The one per cent tax on Mobile Money transactions covers deposits, sending and withdrawals.
Over The Top (OTT) platforms like WhatsApp, Facebook, and Instagram among others effective July 1st 2018, remain accessible after payment of Shs200 daily.
“Government is now reviewing the taxes, taking into account the concern of the public and its implication on the budget,” said Rugunda.
He promised to introduce the amendment on Thursday, 19 July 2018, which will now take the normal route of an amendment Bill.
Unmoved, MPs from the Opposition said Thursday and the attendant processes are far too long.
“This is an admission that the tax is a bad one; Ugandans are being subjected to extortion,” said MP Moses Kasibante (IND, Rubaga North), wondering what will happen as Parliament processes the amendment.
“What will happen between now and the review of the law will be the implementation of the existing law,” said Rugunda, in response.
MP Cecilia Ogwal (FDC, Dokolo) wants the deductions reimbursed to Mobile Money subscribers.
“May we know where the money is being kept and how much has been collected so far…you must return the money that has been collected from the people,” said Ogwal.
Government has been under intense criticism by a section of the public following the implementation of the law.
There has also been denials and blame games by Finance Minister Matia Kasaija, who local media quoted feigning ignorance about the tax law.
Speaker Kadaga has since directed that he apologises to Parliament, short of which the House will be reluctant to consider business from his Ministry.
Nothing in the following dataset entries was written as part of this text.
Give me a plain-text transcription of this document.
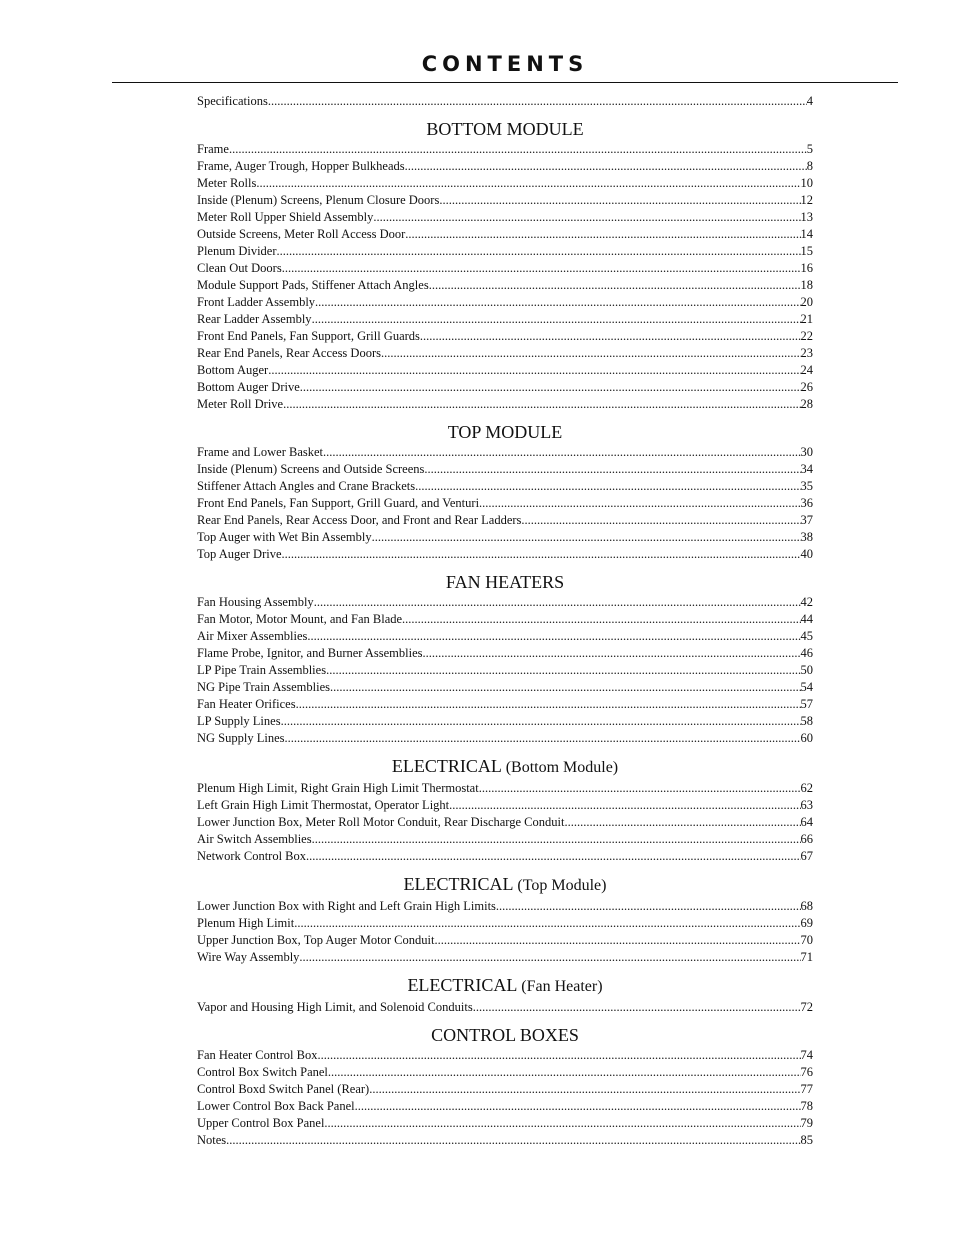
CONTENTS
Specifications .....	4
BOTTOM MODULE
Frame .....	5
Frame, Auger Trough, Hopper Bulkheads .....	8
Meter Rolls .....	10
Inside (Plenum) Screens, Plenum Closure Doors .....	12
Meter Roll Upper Shield Assembly .....	13
Outside Screens, Meter Roll Access Door .....	14
Plenum Divider .....	15
Clean Out Doors .....	16
Module Support Pads, Stiffener Attach Angles .....	18
Front Ladder Assembly .....	20
Rear Ladder Assembly .....	21
Front End Panels, Fan Support, Grill Guards .....	22
Rear End Panels, Rear Access Doors .....	23
Bottom Auger .....	24
Bottom Auger Drive .....	26
Meter Roll Drive .....	28
TOP MODULE
Frame and Lower Basket .....	30
Inside (Plenum) Screens and Outside Screens .....	34
Stiffener Attach Angles and Crane Brackets .....	35
Front End Panels, Fan Support, Grill Guard, and Venturi .....	36
Rear End Panels, Rear Access Door, and Front and Rear Ladders .....	37
Top Auger with Wet Bin Assembly .....	38
Top Auger Drive .....	40
FAN HEATERS
Fan Housing Assembly .....	42
Fan Motor, Motor Mount, and Fan Blade .....	44
Air Mixer Assemblies .....	45
Flame Probe, Ignitor, and Burner Assemblies .....	46
LP Pipe Train Assemblies .....	50
NG Pipe Train Assemblies .....	54
Fan Heater Orifices .....	57
LP Supply Lines .....	58
NG Supply Lines .....	60
ELECTRICAL (Bottom Module)
Plenum High Limit, Right Grain High Limit Thermostat .....	62
Left Grain High Limit Thermostat, Operator Light .....	63
Lower Junction Box, Meter Roll Motor Conduit, Rear Discharge Conduit .....	64
Air Switch Assemblies .....	66
Network Control Box .....	67
ELECTRICAL (Top Module)
Lower Junction Box with Right and Left Grain High Limits .....	68
Plenum High Limit .....	69
Upper Junction Box, Top Auger Motor Conduit .....	70
Wire Way Assembly .....	71
ELECTRICAL (Fan Heater)
Vapor and Housing High Limit, and Solenoid Conduits .....	72
CONTROL BOXES
Fan Heater Control Box .....	74
Control Box Switch Panel .....	76
Control Boxd Switch Panel (Rear) .....	77
Lower Control Box Back Panel .....	78
Upper Control Box Panel .....	79
Notes .....	85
Kadaga deferred debate on Rugunda’s statement pending her ruling on what happens to Mobile Money subscribers while an amendment is being processed.
In an article shared on his twitter handle @KagutaMuseveni, President Yoweri Museveni said the proposal was to have the tax levied at the rate of 0.5 and not one per cent.
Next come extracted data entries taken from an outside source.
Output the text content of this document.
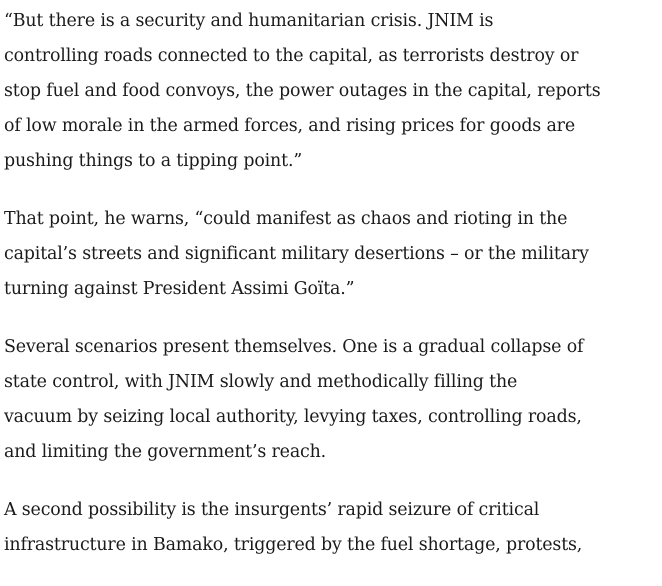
“But there is a security and humanitarian crisis. JNIM is
controlling roads connected to the capital, as terrorists destroy or
stop fuel and food convoys, the power outages in the capital, reports
of low morale in the armed forces, and rising prices for goods are
pushing things to a tipping point.”

That point, he warns, “could manifest as chaos and rioting in the
capital’s streets and significant military desertions – or the military
turning against President Assimi Goïta.”

Several scenarios present themselves. One is a gradual collapse of
state control, with JNIM slowly and methodically filling the
vacuum by seizing local authority, levying taxes, controlling roads,
and limiting the government’s reach.

A second possibility is the insurgents’ rapid seizure of critical
infrastructure in Bamako, triggered by the fuel shortage, protests,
Museveni said the tax is intended to draw the informal sector into the tax base and to widen the tax to Gross Domestic Product (GDP) ratio, which is the region’s lowest at 14 per cent.
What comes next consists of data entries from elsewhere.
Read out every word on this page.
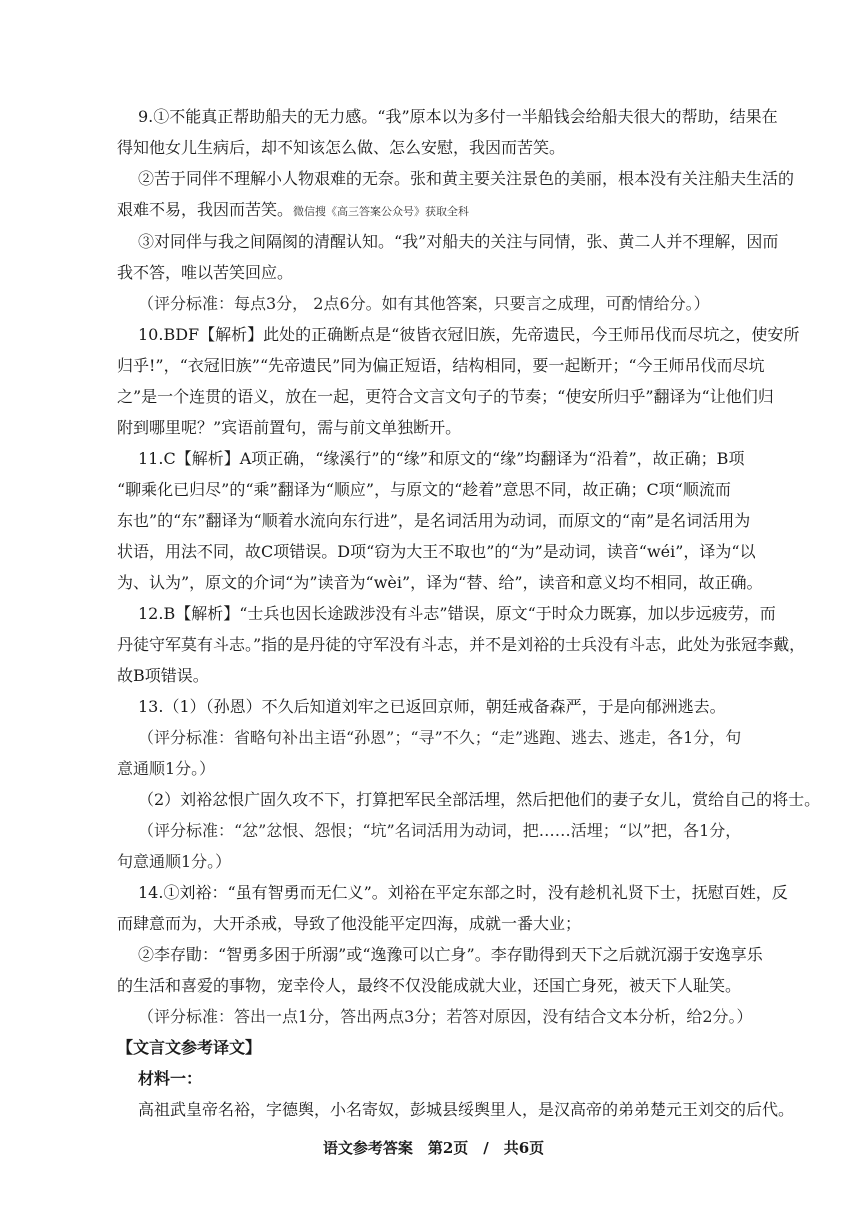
9.①不能真正帮助船夫的无力感。“我”原本以为多付一半船钱会给船夫很大的帮助，结果在
得知他女儿生病后，却不知该怎么做、怎么安慰，我因而苦笑。
②苦于同伴不理解小人物艰难的无奈。张和黄主要关注景色的美丽，根本没有关注船夫生活的
艰难不易，我因而苦笑。微信搜《高三答案公众号》获取全科
③对同伴与我之间隔阂的清醒认知。“我”对船夫的关注与同情，张、黄二人并不理解，因而
我不答，唯以苦笑回应。
（评分标准：每点3分， 2点6分。如有其他答案，只要言之成理，可酌情给分。）
10.BDF【解析】此处的正确断点是“彼皆衣冠旧族，先帝遗民，今王师吊伐而尽坑之，使安所
归乎!”，“衣冠旧族”“先帝遗民”同为偏正短语，结构相同，要一起断开；“今王师吊伐而尽坑
之”是一个连贯的语义，放在一起，更符合文言文句子的节奏；“使安所归乎”翻译为“让他们归
附到哪里呢？”宾语前置句，需与前文单独断开。
11.C【解析】A项正确，“缘溪行”的“缘”和原文的“缘”均翻译为“沿着”，故正确；B项
“聊乘化已归尽”的“乘”翻译为“顺应”，与原文的“趁着”意思不同，故正确；C项“顺流而
东也”的“东”翻译为“顺着水流向东行进”，是名词活用为动词，而原文的“南”是名词活用为
状语，用法不同，故C项错误。D项“窃为大王不取也”的“为”是动词，读音“wéi”，译为“以
为、认为”，原文的介词“为”读音为“wèi”，译为“替、给”，读音和意义均不相同，故正确。
12.B【解析】“士兵也因长途跋涉没有斗志”错误，原文“于时众力既寡，加以步远疲劳，而
丹徒守军莫有斗志。”指的是丹徒的守军没有斗志，并不是刘裕的士兵没有斗志，此处为张冠李戴，
故B项错误。
13.（1）（孙恩）不久后知道刘牢之已返回京师，朝廷戒备森严，于是向郁洲逃去。
（评分标准：省略句补出主语“孙恩”；“寻”不久；“走”逃跑、逃去、逃走，各1分，句
意通顺1分。）
（2）刘裕忿恨广固久攻不下，打算把军民全部活埋，然后把他们的妻子女儿，赏给自己的将士。
（评分标准：“忿”忿恨、怨恨；“坑”名词活用为动词，把……活埋；“以”把，各1分，
句意通顺1分。）
14.①刘裕：“虽有智勇而无仁义”。刘裕在平定东部之时，没有趁机礼贤下士，抚慰百姓，反
而肆意而为，大开杀戒，导致了他没能平定四海，成就一番大业；
②李存勖：“智勇多困于所溺”或“逸豫可以亡身”。李存勖得到天下之后就沉溺于安逸享乐
的生活和喜爱的事物，宠幸伶人，最终不仅没能成就大业，还国亡身死，被天下人耻笑。
（评分标准：答出一点1分，答出两点3分；若答对原因，没有结合文本分析，给2分。）
【文言文参考译文】
材料一：
高祖武皇帝名裕，字德舆，小名寄奴，彭城县绥舆里人，是汉高帝的弟弟楚元王刘交的后代。
语文参考答案　第2页　/　共6页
Rugunda hinted at having the amendment “take into account the public concern and balancing the need to finance our budget,” meaning government will be torn between raising revenue and responding to public concerns on the much criticised taxes.
Article 93(a) of the Constitution restricts Private Members from introducing Bills on taxation other than by reduction, making it a preserve of the government through the Finance Ministry.
Earlier in her communication, the Speaker called for consultations with all stakeholders when considering bills.
This she said follows several petitions that she received from the public concerning the two taxes that were imposed.
The Speaker directed the Clerk to follow up on an application that will help the public peruse Bills before they are debated on the Floor.
“I had instructed the Clerk to create an application where the public, upon publication of the Bill, can contact Members online and have their ideas and suggestions therein,” she added.